27. Discussion • Serum did not activate K-ras 21 (Fig. 5) however after serum stimulation, Erks and Akt were both activated but there was no increase in the amount of phosphorylated Erks and Akt at confluence (Fig. 6)

28. Discussion • These results lead to many more questions??? 1. Is the K-ras p21 responsible for growth arrest or is it a result of the beginning of cell differentiation? 2. What pathway carries the signal to the nucleus since activated Erks and Akt do not appear to be involved?

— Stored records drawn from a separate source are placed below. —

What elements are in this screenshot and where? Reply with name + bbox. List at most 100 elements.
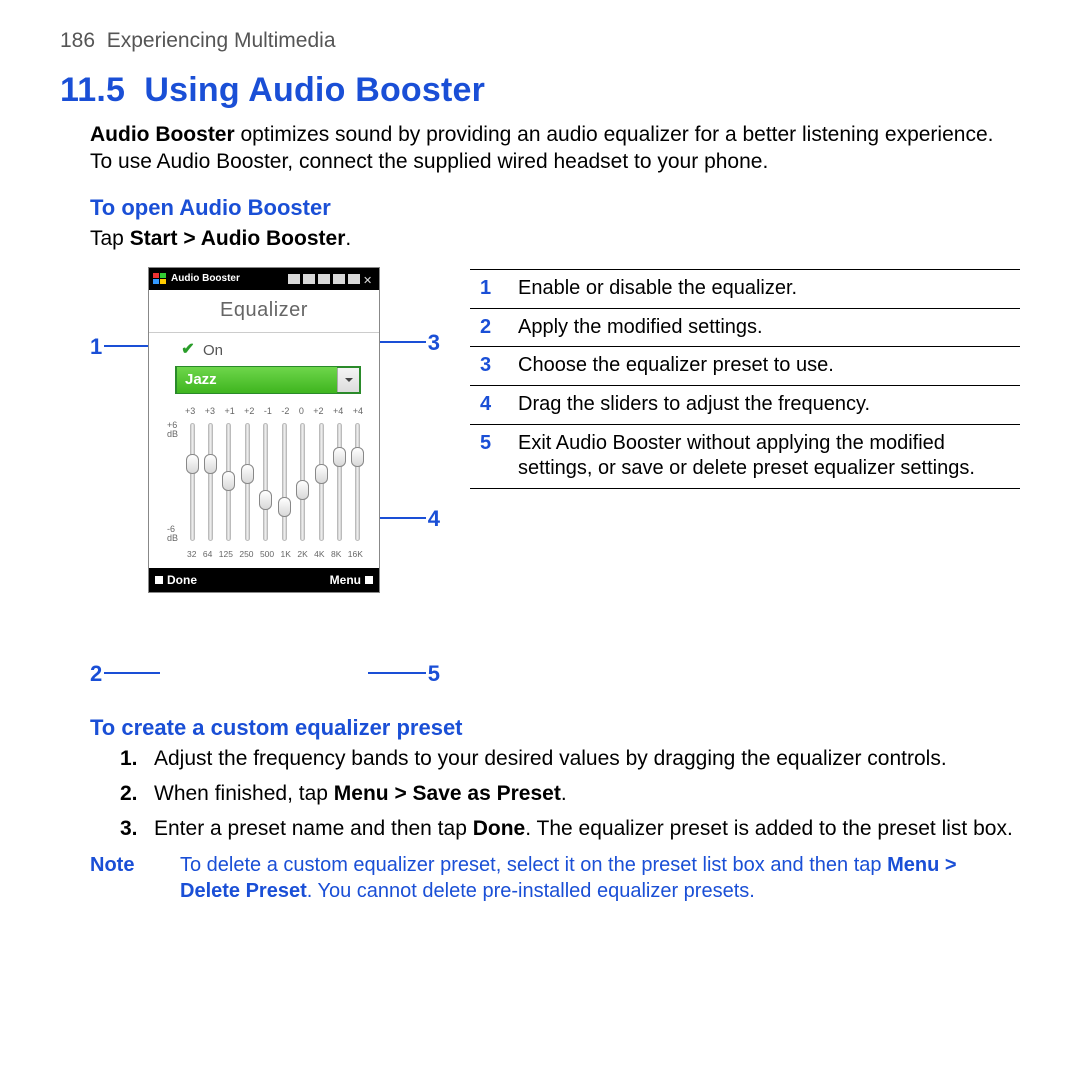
- preset-value: Jazz: [177, 367, 337, 392]
- note-row: Note To delete a custom equalizer preset…: [90, 853, 1020, 904]
- steps-list: 1. Adjust the frequency bands to your des…: [120, 746, 1020, 843]
- slider-track: [190, 423, 195, 541]
- slider-handle[interactable]: [204, 454, 217, 474]
- eq-slider[interactable]: [296, 423, 310, 541]
- create-preset-heading: To create a custom equalizer preset: [90, 714, 1020, 742]
- frequency-label: 16K: [348, 549, 363, 560]
- eq-slider[interactable]: [333, 423, 347, 541]
- frequency-label: 8K: [331, 549, 341, 560]
- phone-app-title: Audio Booster: [171, 273, 284, 286]
- db-bottom-label: -6 dB: [167, 525, 183, 543]
- note-body: To delete a custom equalizer preset, sel…: [180, 853, 1020, 904]
- tap-instruction: Tap Start > Audio Booster.: [90, 226, 1020, 253]
- phone-screenshot: Audio Booster ✕ Equalizer ✔ On Jazz: [148, 267, 380, 593]
- frequency-label: 125: [219, 549, 233, 560]
- slider-handle[interactable]: [278, 497, 291, 517]
- slider-top-value: +4: [333, 406, 343, 418]
- slider-handle[interactable]: [186, 454, 199, 474]
- phone-softkey-bar: Done Menu: [149, 568, 379, 592]
- audio-booster-term: Audio Booster: [90, 123, 235, 146]
- intro-paragraph: Audio Booster optimizes sound by providi…: [90, 122, 1020, 176]
- legend-num: 5: [470, 424, 508, 488]
- slider-handle[interactable]: [333, 447, 346, 467]
- step-text: When finished, tap Menu > Save as Preset…: [154, 781, 567, 808]
- equalizer-on-row[interactable]: ✔ On: [165, 341, 367, 360]
- battery-icon: [348, 274, 360, 284]
- slider-top-value: -2: [281, 406, 289, 418]
- slider-handle[interactable]: [296, 480, 309, 500]
- signal-3g-icon: [303, 274, 315, 284]
- slider-handle[interactable]: [351, 447, 364, 467]
- legend-text: Enable or disable the equalizer.: [508, 270, 1020, 309]
- page-header: 186 Experiencing Multimedia: [60, 28, 1020, 55]
- eq-slider[interactable]: [222, 423, 236, 541]
- callout-3: 3: [428, 329, 440, 357]
- eq-slider[interactable]: [240, 423, 254, 541]
- slider-top-value: 0: [299, 406, 304, 418]
- chapter-name: Experiencing Multimedia: [107, 29, 336, 52]
- figure-and-legend-row: 1 2 3 4 5 Audio Booster ✕: [90, 267, 1020, 692]
- slider-top-value: +3: [185, 406, 195, 418]
- status-icons: ✕: [288, 274, 375, 284]
- callout-4: 4: [428, 505, 440, 533]
- tap-bold: Start > Audio Booster: [130, 227, 346, 250]
- equalizer-sliders[interactable]: [185, 417, 365, 547]
- softkey-menu[interactable]: Menu: [330, 573, 373, 588]
- slider-handle[interactable]: [222, 471, 235, 491]
- note-label: Note: [90, 853, 150, 904]
- legend-row: 4Drag the sliders to adjust the frequenc…: [470, 385, 1020, 424]
- step-prefix: Adjust the frequency bands to your desir…: [154, 747, 947, 770]
- legend-row: 1Enable or disable the equalizer.: [470, 270, 1020, 309]
- eq-slider[interactable]: [203, 423, 217, 541]
- eq-slider[interactable]: [314, 423, 328, 541]
- frequency-label: 64: [203, 549, 212, 560]
- slider-handle[interactable]: [259, 490, 272, 510]
- eq-slider[interactable]: [259, 423, 273, 541]
- callout-2: 2: [90, 660, 102, 688]
- slider-top-value: +1: [224, 406, 234, 418]
- step-number: 1.: [120, 746, 146, 773]
- slider-track: [263, 423, 268, 541]
- chevron-down-icon[interactable]: [337, 368, 359, 392]
- step-row: 1. Adjust the frequency bands to your des…: [120, 746, 1020, 773]
- preset-dropdown[interactable]: Jazz: [175, 366, 361, 394]
- section-number: 11.5: [60, 71, 125, 109]
- eq-slider[interactable]: [351, 423, 365, 541]
- eq-slider[interactable]: [277, 423, 291, 541]
- frequency-label: 4K: [314, 549, 324, 560]
- eq-slider[interactable]: [185, 423, 199, 541]
- slider-handle[interactable]: [315, 464, 328, 484]
- frequency-label: 1K: [281, 549, 291, 560]
- slider-top-value: +4: [353, 406, 363, 418]
- legend-num: 2: [470, 308, 508, 347]
- slider-handle[interactable]: [241, 464, 254, 484]
- softkey-menu-label: Menu: [330, 573, 361, 588]
- step-suffix: . The equalizer preset is added to the p…: [525, 817, 1013, 840]
- slider-track: [208, 423, 213, 541]
- step-text: Adjust the frequency bands to your desir…: [154, 746, 947, 773]
- callout-1: 1: [90, 333, 102, 361]
- slider-track: [355, 423, 360, 541]
- softkey-done[interactable]: Done: [155, 573, 197, 588]
- volume-icon: [333, 274, 345, 284]
- legend-text: Exit Audio Booster without applying the …: [508, 424, 1020, 488]
- checkmark-icon: ✔: [179, 341, 197, 359]
- legend-num: 4: [470, 385, 508, 424]
- close-icon[interactable]: ✕: [363, 274, 375, 284]
- legend-text: Apply the modified settings.: [508, 308, 1020, 347]
- section-heading: Using Audio Booster: [144, 71, 485, 109]
- phone-figure-wrap: 1 2 3 4 5 Audio Booster ✕: [90, 267, 440, 692]
- softkey-right-icon: [365, 576, 373, 584]
- step-row: 2.When finished, tap Menu > Save as Pres…: [120, 781, 1020, 808]
- frequency-label: 500: [260, 549, 274, 560]
- signal-bars-icon: [318, 274, 330, 284]
- note-text-2: . You cannot delete pre-installed equali…: [307, 880, 755, 902]
- frequency-label: 32: [187, 549, 196, 560]
- legend-num: 3: [470, 347, 508, 386]
- slider-top-value: -1: [264, 406, 272, 418]
- legend-text: Drag the sliders to adjust the frequency…: [508, 385, 1020, 424]
- frequency-labels: 32641252505001K2K4K8K16K: [167, 547, 365, 560]
- slider-top-value: +2: [244, 406, 254, 418]
- legend-row: 2Apply the modified settings.: [470, 308, 1020, 347]
- legend-text: Choose the equalizer preset to use.: [508, 347, 1020, 386]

29. Discussion • The pathway(s) possibly used by the increased K-ras p21 activity to bring about growth arrest and/or differentiation are unknown at present • Lack of any correlation with activation of the P13K/Akt and raf/Erk1/2 pathways make these unlikely downstream targets

30. Discussion • In summary, the control of the increase in total and active K-ras p21 during growth arrest in lung type II cells, and the consequences of this increase in the maintenance of growth arrest and differentiation, are topics for further research • This further research can reveal critical targets for intervention in lung cancer initiation, development, and malignant progression

31. Discussion • If activated K-ras p21 is related to growth arrest and differentiation, how do mutations in it, leading to continuous activation, contribute to tumorigenesis? • One possibility, is that mutant oncogenic K-ras p21 interacts abnormally with downstream pathways not utilized by normal K-ras p21 such as jun and jun kinase. • Another is that the mutation prevents interaction with a downstream effector that leads to growth arrest/differentiation, e.g. GAP.